Beagsley had liked lying on that chest by the window so he could keep watch. The sink had dishes Quinn swore she’d get to tomorrow, what was then tomorrow, now today, and the dishes still weren’t done, just like old Quinn. Was that Rosie’s bra on the shower rod? Damion held a group meeting the first night about cleanliness and shared spaces. He was so offended over some B cups.
How long since Colby had been here? 12 hours, if even?
Margie had shot out a front window and the shards scattered across the hardwood, some tinkled down to the snow in front. The couch was jammed against the front door, but even Colby could push through that barricade. There were no pads on the legs and it arced four scratches into the floor, two blending into two, and there were more leading to its former position.
12 hours, but really, forever.
Where were the coats? Without them, this whole place felt lifeless. The hooks by the door held only the car keys. Two sets. Sunny and Glenn had taken the others.

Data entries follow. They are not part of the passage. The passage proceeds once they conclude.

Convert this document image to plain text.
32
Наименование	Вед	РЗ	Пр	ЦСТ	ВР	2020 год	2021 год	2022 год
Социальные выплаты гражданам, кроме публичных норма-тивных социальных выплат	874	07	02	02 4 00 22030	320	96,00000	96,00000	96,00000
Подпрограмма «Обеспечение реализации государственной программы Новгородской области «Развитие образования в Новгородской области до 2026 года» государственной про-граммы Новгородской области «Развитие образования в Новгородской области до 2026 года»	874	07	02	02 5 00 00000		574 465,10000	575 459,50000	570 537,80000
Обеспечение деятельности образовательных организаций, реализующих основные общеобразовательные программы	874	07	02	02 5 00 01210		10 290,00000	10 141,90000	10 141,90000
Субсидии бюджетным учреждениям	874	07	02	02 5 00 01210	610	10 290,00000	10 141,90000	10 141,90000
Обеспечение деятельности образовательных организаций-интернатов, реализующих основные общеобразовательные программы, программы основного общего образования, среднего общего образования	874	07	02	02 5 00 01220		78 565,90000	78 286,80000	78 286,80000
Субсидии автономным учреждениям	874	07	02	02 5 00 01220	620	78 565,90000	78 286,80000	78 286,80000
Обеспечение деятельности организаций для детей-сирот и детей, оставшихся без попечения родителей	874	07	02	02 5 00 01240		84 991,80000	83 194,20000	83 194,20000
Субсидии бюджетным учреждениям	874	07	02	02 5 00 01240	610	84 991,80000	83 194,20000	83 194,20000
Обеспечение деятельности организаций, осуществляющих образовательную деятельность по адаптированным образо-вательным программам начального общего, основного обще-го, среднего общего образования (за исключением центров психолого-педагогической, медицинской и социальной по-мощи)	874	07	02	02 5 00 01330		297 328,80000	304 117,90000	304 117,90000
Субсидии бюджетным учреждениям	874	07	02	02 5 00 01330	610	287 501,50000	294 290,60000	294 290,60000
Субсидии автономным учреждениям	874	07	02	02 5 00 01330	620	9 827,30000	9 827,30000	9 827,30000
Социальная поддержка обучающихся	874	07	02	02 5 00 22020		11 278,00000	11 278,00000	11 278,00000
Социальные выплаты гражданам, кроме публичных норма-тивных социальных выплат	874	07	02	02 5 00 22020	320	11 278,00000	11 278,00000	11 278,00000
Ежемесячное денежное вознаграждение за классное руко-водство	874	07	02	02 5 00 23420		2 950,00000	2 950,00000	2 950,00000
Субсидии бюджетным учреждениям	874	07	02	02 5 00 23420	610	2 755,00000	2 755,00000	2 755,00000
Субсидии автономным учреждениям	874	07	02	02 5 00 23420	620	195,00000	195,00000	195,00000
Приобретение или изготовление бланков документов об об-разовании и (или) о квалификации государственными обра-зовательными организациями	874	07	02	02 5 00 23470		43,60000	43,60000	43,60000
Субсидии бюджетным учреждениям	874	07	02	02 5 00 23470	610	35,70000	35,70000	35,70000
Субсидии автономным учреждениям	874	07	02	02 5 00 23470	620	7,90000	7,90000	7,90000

Colby had to pee. It’d been forever since that, too. Since Margie had been trapped in here by a--what was it? Cockroach? Spider? Some black bug that he wondered about now. Since everything had settled, he could finally release but with the door open so he could watch out.
And good thing. There was a figure heading straight for the smashed window.
Before they were too close, he shut the door fast until the last inch then he twisted the handle and ever so slowly guided it close without a sound but the creaking hinges. Then that button lock.
That lock wouldn’t hold but if that thing out there didn’t know to bust in, Colby would be fine. He just had to be quiet. And prepared for his next step.
He heard the step over the threshold, their heels loud on the wood floor.
That backpack had been a haul out here and the pressure gauge hadn’t recharged on its own, but if he could get it working again, he really would be fine. He’d get off this mountain no problem. He’d tell the press. He’d send help. If anyone was still alive, he’d do everything he could for them as soon as he was off the mountain.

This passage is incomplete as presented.